The contents of total dry matter (TDM) were determined in an oven at 105°C for 16 h; ash and organic matter (ASH and OM) in a muffle furnace at 600°C for 4 h; crude protein (CP) by Kjeldahl's method (AOAC, Reference AOAC1997); ether extract (EE) was performed with petroleum ether in Ankom XT15 equipment for 1 h at 90°C; neutral detergent fibre (NDF) and acid detergent fibre (ADF) were determined by the filter bag methodology (Komarek et al., Reference Komarek, Manson and Thiex1996) using the NDF and FDA solutions proposed by Van Soest et al. (Reference Van Soest, Robertson and Lewis1991). The in vitro dry matter digestibility was determined using a Daisy II 200 incubator (Tecnal Technology) and presented as Wiseman (Reference Wiseman2018). The in vitro dry matter digestibility is the amount of dry matter ingested that is not excreted in faeces. It is calculated using the following formula (Wiseman, Reference Wiseman2018):

$$\displaystyle{{{\rm quantity\;}\;{\rm ingested}-{\rm quantity}\;{\rm voided}\;{\rm in}\;{\rm faeces}} \over {{\rm quantity}\;{\rm ingested}}}$$

The animals were slaughtered at the end of the pastures' production cycle in a slaughterhouse, 25 km from the experimental area, following the establishment's protocols.

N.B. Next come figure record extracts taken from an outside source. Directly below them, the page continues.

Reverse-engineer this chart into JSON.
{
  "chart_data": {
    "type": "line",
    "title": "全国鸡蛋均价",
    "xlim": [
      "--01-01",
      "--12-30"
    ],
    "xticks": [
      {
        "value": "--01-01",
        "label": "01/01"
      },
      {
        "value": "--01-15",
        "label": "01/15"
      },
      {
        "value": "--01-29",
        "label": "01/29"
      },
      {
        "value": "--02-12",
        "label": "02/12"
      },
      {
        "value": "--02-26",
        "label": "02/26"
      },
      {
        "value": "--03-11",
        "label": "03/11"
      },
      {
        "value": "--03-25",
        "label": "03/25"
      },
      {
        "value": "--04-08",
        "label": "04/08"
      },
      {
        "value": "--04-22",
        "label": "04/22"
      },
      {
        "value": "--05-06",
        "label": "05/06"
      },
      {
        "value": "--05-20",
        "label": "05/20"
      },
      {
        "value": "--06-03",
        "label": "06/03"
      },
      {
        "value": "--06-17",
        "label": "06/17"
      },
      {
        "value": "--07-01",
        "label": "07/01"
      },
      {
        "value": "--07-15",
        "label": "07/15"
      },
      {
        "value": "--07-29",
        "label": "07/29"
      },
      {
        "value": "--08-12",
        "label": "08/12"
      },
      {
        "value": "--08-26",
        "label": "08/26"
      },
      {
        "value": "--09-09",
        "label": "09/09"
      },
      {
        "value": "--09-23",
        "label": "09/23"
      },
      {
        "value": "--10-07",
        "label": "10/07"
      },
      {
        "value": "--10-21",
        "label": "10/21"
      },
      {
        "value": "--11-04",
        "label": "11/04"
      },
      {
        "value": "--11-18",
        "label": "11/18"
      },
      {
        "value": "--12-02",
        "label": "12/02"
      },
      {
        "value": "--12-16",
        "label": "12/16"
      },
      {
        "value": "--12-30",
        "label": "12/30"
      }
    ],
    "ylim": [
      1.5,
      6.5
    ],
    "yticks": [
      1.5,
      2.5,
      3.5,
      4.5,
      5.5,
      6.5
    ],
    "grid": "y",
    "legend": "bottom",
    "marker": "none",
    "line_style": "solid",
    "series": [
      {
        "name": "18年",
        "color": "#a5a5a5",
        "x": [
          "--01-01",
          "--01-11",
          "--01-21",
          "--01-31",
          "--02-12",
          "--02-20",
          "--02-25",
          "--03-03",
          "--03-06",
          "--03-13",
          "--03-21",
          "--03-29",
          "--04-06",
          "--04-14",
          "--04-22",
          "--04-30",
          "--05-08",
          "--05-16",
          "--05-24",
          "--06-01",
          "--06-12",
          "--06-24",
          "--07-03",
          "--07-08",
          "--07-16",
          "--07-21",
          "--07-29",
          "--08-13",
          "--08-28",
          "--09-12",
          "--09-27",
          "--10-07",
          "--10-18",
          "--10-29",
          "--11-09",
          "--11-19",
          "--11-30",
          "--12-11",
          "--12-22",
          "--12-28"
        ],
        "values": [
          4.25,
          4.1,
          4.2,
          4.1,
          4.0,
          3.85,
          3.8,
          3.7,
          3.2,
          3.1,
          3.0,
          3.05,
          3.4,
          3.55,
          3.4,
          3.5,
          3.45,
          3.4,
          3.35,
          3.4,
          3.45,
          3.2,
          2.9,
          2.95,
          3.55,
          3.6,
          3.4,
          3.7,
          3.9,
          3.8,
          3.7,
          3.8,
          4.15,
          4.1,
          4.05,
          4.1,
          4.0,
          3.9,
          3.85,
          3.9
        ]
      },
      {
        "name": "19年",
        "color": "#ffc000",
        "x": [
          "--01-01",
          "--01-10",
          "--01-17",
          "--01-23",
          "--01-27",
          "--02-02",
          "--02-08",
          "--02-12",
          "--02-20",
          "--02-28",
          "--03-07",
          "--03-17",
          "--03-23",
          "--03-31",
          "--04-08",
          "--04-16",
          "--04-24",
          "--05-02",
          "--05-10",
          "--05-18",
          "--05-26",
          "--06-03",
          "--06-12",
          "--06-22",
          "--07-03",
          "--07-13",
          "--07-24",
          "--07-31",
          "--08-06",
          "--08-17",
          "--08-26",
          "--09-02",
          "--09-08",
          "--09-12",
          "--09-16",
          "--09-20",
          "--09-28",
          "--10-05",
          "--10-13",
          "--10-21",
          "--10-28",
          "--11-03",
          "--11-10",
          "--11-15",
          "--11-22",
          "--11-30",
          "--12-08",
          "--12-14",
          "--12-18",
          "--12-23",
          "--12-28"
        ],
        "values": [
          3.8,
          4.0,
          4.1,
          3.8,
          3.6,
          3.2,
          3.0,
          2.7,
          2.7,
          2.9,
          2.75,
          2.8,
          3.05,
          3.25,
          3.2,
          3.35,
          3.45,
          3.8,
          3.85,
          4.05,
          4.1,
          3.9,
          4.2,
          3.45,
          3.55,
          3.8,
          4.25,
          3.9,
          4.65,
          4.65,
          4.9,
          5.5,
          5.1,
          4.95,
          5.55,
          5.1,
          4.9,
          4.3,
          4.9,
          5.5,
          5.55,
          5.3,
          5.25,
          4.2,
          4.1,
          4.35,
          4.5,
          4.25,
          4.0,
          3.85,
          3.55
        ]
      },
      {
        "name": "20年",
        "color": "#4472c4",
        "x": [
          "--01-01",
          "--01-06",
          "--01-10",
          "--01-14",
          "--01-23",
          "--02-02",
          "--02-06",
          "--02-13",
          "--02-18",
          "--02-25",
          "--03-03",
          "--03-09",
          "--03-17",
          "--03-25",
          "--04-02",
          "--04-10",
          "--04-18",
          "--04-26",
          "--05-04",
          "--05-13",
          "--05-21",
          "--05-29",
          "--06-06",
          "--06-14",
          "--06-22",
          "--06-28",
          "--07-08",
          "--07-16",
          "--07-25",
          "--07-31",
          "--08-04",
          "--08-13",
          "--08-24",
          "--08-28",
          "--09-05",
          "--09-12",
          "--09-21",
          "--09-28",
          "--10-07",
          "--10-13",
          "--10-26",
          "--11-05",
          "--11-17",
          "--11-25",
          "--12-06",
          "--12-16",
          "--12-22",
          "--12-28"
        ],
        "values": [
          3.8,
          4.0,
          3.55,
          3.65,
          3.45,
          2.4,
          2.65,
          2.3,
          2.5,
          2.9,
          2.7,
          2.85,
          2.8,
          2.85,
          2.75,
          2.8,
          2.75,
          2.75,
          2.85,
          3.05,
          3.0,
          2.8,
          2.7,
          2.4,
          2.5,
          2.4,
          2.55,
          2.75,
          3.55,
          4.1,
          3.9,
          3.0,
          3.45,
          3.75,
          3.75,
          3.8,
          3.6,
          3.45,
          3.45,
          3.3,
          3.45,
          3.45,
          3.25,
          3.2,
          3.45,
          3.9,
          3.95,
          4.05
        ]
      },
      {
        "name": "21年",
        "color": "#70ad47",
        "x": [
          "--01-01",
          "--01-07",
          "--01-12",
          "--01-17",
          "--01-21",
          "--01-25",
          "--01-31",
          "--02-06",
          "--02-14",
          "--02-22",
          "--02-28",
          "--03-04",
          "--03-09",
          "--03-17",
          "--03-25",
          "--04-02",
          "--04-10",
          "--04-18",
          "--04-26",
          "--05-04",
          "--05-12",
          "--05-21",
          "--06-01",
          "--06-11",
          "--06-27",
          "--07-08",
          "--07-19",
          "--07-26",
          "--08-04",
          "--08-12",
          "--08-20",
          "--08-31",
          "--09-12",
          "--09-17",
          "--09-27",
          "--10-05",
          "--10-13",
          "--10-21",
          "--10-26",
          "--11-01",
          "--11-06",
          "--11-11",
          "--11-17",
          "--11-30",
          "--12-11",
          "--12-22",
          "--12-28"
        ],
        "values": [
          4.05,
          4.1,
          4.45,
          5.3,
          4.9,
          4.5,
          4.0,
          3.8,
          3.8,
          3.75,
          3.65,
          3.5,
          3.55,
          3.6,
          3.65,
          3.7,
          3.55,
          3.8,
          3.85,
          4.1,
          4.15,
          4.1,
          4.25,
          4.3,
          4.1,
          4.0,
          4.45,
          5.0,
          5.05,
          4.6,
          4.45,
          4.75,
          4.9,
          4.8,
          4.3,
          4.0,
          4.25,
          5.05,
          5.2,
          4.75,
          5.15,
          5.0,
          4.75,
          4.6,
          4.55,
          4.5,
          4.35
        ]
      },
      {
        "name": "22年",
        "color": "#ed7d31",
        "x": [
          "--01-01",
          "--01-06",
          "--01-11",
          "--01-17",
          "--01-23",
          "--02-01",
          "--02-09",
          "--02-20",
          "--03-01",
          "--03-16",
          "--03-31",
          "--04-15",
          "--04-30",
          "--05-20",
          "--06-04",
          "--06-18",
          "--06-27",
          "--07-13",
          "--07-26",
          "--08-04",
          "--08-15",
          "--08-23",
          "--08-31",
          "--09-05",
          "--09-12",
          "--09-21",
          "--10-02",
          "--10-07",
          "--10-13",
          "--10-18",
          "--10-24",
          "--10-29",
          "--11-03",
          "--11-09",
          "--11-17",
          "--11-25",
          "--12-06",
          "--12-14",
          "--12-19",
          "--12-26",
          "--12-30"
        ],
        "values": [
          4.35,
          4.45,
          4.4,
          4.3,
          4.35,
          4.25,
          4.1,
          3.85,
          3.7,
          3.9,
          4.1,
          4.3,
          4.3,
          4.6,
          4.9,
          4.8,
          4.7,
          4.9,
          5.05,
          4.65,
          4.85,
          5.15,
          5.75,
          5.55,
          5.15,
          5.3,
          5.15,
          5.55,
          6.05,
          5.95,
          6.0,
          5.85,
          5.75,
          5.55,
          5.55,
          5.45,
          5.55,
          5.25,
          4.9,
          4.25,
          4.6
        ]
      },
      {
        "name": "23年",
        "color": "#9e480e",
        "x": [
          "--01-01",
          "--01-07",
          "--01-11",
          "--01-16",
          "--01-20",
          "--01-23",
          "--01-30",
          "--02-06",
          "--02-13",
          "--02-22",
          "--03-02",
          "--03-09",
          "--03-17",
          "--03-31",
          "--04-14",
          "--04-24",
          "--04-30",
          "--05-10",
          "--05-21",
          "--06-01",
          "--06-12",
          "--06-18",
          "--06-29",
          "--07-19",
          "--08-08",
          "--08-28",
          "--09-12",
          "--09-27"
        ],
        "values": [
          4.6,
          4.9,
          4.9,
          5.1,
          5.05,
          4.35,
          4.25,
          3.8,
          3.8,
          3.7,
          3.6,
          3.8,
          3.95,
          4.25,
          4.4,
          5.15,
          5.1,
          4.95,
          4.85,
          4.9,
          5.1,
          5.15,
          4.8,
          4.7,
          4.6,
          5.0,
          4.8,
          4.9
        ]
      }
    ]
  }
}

When they arrived at the slaughterhouse, they remained in lairage with water sprinkling to provide comfort and welfare. The steers were desensitized with a pneumatic gun and bled under humane slaughter rules.

The animals fasted and were weighed before being sent to the slaughterhouse. Subsequently, the carcass of the animals was weighed to determine the hot carcass yield. The carcass was weighed again after 12 h of chilling to determine cold carcass yield. The carcasses were cut in half. Following the methodology of Müller (Reference Müller1987), conformation data, carcass length, thigh thickness, leg length and perimeter and arm length were collected in the left half carcass.

A sample was collected between the 11th and 13th ribs to determine the loin eye area by measuring with tracing paper. In addition, the subcutaneous fat thickness was measured with a caliper at three different points. In the same sample, the carcass composition of bone, muscle and fat was determined according to the methodology of Hankins and Howe (Reference Hankins and Howe1946).

Data were analysed using the PROC MIXED procedure from SAS 9.2 program (SAS, 2000 SAS Institute Inc., Cary, NC, USA). The normality of the data was confirmed using the Shapiro–Wilk test, and the means were compared by the Tukey test at 5% significance when any difference was detected through ANOVA (P < 0.05). The statistical model was:

$${\rm Yijkl} = {\rm \mu} + {\rm ti} + {\rm aj} + {\rm t} \times {\rm Jia} + {\rm eaijk} + {\rm eijkl}$$

where Yijkl is the dependent variable, μ is the overall mean, ti is the effect of treatment i, aj is the effect of year j, t × aij is the interaction between the variables treatment and year ij, eaijk is the error for repeated measures in time ijk, and eijkl is the random error.